An international oil expert said on Tuesday that China's upcoming oil crude futures contract has the potential to become a global benchmark in the oil trade.
Dave Ernsberger, global oil director at Platts, a provider of energy and commodity information, was speaking at a media roundtable organized by Dubai-based research company Gulf Intelligence.
He said Chinese oil demand for crude from the Gulf Arab countries reached all-time highs this year.
"This gives reason for the world's second economy to launch its own home-made derivatives on the 'black gold,'" he pointed out.
In August, the Shanghai International Energy Exchange (INE) circulated a draft of the futures contract to market participants, saying the launch could happen as early as October, he said.
Oil futures contracts are used by energy traders and energy consuming firms, like airliners, to hedge themselves against anticipated price fluctuations.

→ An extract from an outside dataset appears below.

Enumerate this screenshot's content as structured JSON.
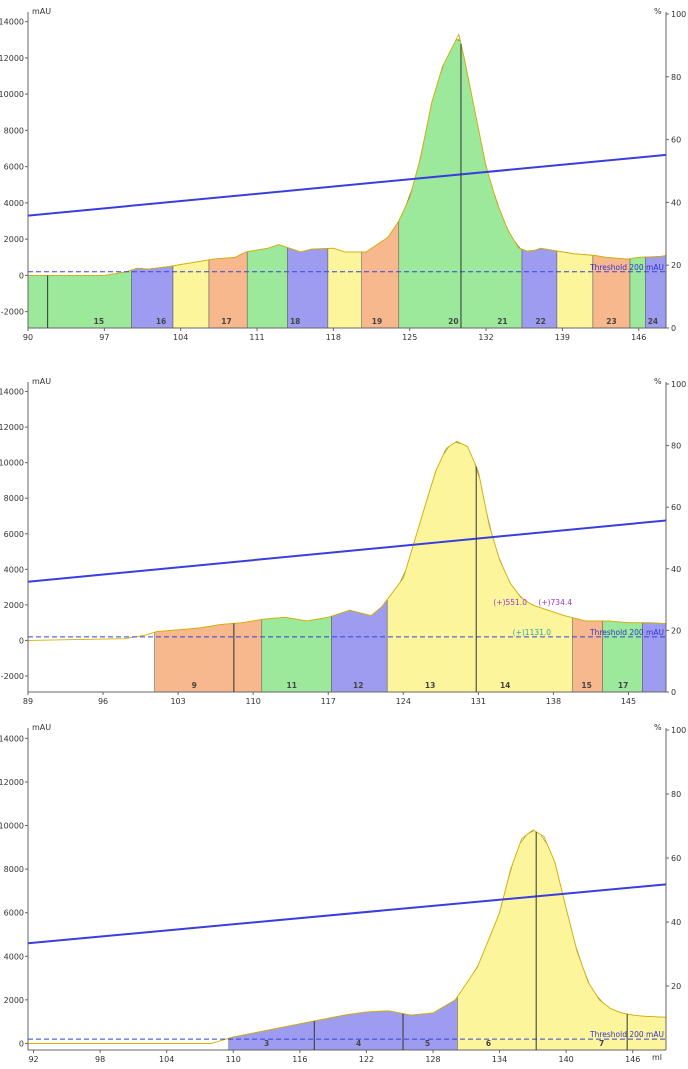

"China is destined to eventually become the largest oil consumer in the future," said the expert who worked as an analyst from 2004 to 2009 in China and Singapore, among other Asian nations.
"China's consumption of oil will exceed that of the United States by 2034, according to the Unites States Information Administration," said Ernsberger.
In June, 90.05 percent of Oman crude went to China, he added.
In April this year, China's crude oil imports reached a record of 7.40 million barrels per day, he said, adding that the imports are expected to continue the upward path although the global economy faces challenges of lower growth in the emerging markets and Europe.
On Monday, China's National Bureau of Statistics posted a 6.9 percent growth year-on-year in the third quarter of 2015, slightly lower than the 7 percent seen in the first half of the year.